19 September 2005

Ignoring the Emmys.

Last night I watched 60 Minutes and The Simpsons, as usual, and was interrupted regularly by footballaters who wanted to know the scores, and why on earth a red-blooded American male would not be watching one of the several games played that Sunday. You want to know the freakin’ score? Get on the internet. The TV takes too long.

While the men were focused on football, the women were focused on the Emmys. This is not because anyone actually watches the shows that were nominated; who has time? Mainly it’s for the fashions, to make fun of who wore what. I didn’t watch any of it. After The Simpsons I watched a few minutes of The Mummy Returns, then decided I had more than enough TV for one evening. Even though Shaft was on later. (Shaft’s a bad mothershutyourmouth.)

I have no patience for award shows. All of them take too long, and all we really want to know is who won. If we even want to know that. I don’t care who won so much as I care about whether the shows I like are going to stay on the air, and winning awards doesn’t necessarily help or hurt a show’s ratings. And the award shows usually pre-empt the halfway decent shows that are usually on in that time slot; but fortunately this year the Emmys show was on CBS, and only pre-empted another godawful made-for-TV movie, featuring Ted Danson and Mary Steenburgen playing married actors who so desperately want to work together that they’ll make godawful made-for-TV movies.

I have no patience for the fashions either. Much too much is made of the fortysomething actresses who are—let’s be honest—actresses, and are too busy acting to know jack squat about fashion. Yet the people who clothe them convince them to push their boobs together, squeeze into unflattering, untelegenic outfits that don’t match their skin tones, yet the designers are convinced that they’re “daring” enough to get the actresses (and thus the designers) noticed; get their hair coifed into something that no sane human being would want to wear since the fall of the French Monarchy; and look like this throughout a widely televised and photographed ceremony. And, as a result, Joan Rivers continues to have a career bad-mouthing the stupid, when she should have been lobotomized during her last facelift.

And then there are the useless shows, which are popularity contests where you vote for your favorite. There are several of them—some even produced by Dick Clark—and while the MTV awards are still the most amusing, they’re still extremely useless. But the celebrities gotta show up for them or they’ll look like self-centered bastards; and to put these pseudo-awards on your resumΓ© makes you look even more pathetic (“Winner, Teen Choice award for ‘Most Bootylicious,’ 2003, 2004”); and even though the shows’ ratings sometimes suck they get enough viewers to break even.

As you can tell, I really don’t like award shows.

But I did enjoy my own awards. Back at Sac State the staff members would have an end-of-the-semester award presentation, where the editors would award their staff for best article, best editorial work, etc.
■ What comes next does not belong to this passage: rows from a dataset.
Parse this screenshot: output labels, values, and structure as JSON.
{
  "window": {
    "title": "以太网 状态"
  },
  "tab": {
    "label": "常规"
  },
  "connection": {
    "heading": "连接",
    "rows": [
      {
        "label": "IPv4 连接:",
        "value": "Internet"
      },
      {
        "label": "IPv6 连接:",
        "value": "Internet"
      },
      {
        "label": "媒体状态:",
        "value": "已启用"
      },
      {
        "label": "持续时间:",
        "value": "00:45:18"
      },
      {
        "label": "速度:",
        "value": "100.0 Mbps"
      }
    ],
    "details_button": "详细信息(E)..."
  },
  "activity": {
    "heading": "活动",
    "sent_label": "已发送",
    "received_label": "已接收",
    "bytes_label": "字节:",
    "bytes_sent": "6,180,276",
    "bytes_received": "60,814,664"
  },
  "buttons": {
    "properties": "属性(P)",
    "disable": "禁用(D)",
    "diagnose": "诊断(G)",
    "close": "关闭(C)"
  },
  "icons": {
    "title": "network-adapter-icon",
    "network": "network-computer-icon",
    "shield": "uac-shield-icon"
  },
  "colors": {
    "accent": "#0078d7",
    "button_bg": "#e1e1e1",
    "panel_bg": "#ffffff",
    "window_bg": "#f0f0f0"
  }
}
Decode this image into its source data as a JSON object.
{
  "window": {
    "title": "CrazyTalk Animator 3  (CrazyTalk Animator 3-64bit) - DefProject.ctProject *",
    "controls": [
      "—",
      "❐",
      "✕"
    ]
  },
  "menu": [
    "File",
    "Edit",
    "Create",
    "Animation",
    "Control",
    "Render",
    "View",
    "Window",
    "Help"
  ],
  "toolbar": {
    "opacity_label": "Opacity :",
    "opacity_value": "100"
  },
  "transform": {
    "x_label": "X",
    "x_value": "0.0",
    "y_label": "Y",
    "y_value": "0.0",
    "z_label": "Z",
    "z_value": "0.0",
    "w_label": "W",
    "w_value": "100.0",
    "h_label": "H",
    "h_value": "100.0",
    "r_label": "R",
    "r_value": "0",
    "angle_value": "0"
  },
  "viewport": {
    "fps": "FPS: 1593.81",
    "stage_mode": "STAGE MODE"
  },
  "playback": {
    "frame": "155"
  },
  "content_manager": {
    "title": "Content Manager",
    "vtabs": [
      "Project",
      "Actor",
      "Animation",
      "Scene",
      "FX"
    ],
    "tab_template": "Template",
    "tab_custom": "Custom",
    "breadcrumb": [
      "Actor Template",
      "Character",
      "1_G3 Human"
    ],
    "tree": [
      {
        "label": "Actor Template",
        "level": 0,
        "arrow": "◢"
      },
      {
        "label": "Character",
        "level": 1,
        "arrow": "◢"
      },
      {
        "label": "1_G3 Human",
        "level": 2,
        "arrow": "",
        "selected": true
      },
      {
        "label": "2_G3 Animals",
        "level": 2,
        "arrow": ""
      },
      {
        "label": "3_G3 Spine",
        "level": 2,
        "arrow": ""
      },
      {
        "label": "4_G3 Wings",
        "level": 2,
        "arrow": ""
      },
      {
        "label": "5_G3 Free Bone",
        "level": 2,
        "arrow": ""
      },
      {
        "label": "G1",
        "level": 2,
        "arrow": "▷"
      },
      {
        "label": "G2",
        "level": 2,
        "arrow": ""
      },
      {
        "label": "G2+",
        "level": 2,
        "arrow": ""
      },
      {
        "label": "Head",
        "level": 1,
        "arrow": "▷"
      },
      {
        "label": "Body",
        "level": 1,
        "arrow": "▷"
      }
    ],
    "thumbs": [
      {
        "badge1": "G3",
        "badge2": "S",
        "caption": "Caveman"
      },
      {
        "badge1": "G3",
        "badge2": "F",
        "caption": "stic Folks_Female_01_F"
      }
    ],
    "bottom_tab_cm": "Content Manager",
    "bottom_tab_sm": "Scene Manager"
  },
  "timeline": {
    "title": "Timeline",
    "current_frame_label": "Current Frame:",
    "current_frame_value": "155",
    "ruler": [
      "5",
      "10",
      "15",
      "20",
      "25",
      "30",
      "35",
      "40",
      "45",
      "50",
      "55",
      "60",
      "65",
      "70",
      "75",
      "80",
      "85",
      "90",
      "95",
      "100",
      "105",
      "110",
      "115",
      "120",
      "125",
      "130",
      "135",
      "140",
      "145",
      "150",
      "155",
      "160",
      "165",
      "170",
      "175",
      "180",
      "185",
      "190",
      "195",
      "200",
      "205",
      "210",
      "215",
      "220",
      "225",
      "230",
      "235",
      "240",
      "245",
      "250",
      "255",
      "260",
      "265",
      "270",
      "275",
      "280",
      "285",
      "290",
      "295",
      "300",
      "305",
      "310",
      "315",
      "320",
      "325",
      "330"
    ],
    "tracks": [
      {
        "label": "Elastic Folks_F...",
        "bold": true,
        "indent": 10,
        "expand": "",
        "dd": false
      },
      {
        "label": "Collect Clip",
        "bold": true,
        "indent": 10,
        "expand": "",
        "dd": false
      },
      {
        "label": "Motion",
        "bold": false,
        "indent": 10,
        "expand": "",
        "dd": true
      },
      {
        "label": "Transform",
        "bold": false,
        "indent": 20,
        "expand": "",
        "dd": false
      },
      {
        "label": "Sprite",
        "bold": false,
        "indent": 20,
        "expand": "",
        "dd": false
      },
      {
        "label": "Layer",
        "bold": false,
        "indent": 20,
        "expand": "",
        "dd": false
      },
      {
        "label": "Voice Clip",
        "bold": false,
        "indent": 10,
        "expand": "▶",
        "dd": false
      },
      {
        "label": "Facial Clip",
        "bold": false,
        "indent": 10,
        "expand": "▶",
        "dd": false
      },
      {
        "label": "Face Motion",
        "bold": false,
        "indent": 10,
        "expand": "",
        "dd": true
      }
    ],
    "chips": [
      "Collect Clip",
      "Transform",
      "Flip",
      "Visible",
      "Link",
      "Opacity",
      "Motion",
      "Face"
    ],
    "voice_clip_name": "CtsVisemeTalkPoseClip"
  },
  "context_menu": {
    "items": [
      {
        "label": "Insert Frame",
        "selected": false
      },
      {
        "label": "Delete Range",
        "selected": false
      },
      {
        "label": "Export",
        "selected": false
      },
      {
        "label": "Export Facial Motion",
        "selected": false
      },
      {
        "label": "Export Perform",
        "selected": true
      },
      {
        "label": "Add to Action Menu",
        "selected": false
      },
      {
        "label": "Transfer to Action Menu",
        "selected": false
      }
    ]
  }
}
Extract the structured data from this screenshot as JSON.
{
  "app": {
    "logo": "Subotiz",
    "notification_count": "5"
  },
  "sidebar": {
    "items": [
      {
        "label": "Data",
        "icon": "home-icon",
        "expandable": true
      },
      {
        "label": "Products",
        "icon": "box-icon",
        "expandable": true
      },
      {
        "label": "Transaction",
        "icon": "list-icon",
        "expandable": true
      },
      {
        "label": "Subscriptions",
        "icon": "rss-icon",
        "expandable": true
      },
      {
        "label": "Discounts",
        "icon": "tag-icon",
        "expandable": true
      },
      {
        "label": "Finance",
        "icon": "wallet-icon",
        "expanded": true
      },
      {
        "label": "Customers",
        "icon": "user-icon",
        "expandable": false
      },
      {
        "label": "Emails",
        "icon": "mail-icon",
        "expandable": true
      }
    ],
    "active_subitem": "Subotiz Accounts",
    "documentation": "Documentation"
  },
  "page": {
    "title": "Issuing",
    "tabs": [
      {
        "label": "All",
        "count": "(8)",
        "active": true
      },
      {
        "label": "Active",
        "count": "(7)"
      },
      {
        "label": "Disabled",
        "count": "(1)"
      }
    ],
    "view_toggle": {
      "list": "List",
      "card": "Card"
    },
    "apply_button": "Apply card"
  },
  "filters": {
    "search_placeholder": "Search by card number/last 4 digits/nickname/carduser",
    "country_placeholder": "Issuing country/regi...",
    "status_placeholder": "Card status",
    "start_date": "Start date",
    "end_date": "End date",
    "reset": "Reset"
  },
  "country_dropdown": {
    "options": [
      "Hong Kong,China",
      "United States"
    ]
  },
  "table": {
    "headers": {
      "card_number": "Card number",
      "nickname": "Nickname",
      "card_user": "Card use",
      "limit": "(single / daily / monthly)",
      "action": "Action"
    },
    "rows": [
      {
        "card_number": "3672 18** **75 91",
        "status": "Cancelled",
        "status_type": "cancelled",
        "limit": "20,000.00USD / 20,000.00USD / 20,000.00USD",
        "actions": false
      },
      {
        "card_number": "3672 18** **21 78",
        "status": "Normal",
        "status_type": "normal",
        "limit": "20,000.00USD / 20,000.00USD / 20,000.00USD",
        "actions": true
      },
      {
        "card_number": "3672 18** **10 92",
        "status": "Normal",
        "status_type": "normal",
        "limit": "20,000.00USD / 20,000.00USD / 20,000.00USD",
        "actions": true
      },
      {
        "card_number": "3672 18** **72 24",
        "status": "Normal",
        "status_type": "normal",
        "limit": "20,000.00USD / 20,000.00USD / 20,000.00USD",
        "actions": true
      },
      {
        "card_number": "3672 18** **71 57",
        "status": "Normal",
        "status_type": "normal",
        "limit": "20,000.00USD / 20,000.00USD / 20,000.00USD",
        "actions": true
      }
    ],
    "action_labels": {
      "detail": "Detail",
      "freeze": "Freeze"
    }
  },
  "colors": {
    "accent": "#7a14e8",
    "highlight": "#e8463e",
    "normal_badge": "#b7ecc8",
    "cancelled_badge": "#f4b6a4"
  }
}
I had a staff of seven, but I didn’t see any of them as standouts, so I replaced the usual stupid awards with the “Dementia Awards.” These were not traditional categories; these were awards for “Biggest whiner,” “Scariest look when unshowered,” “Most reckless driver,” “Biggest pothead,” and so forth. These were all inside jokes, so they were more appreciated than the knock-off versions created by other editors in the following semesters.

I actually had one guy complain when he didn’t win the “Biggest pothead” award, though. True, he was a pretty big stoner, but the winner traded his entire summer job earnings for three Hefty leaf bags full of weed. He’s now a college professor, of all things.

Those awards were fun. The others are just obnoxious.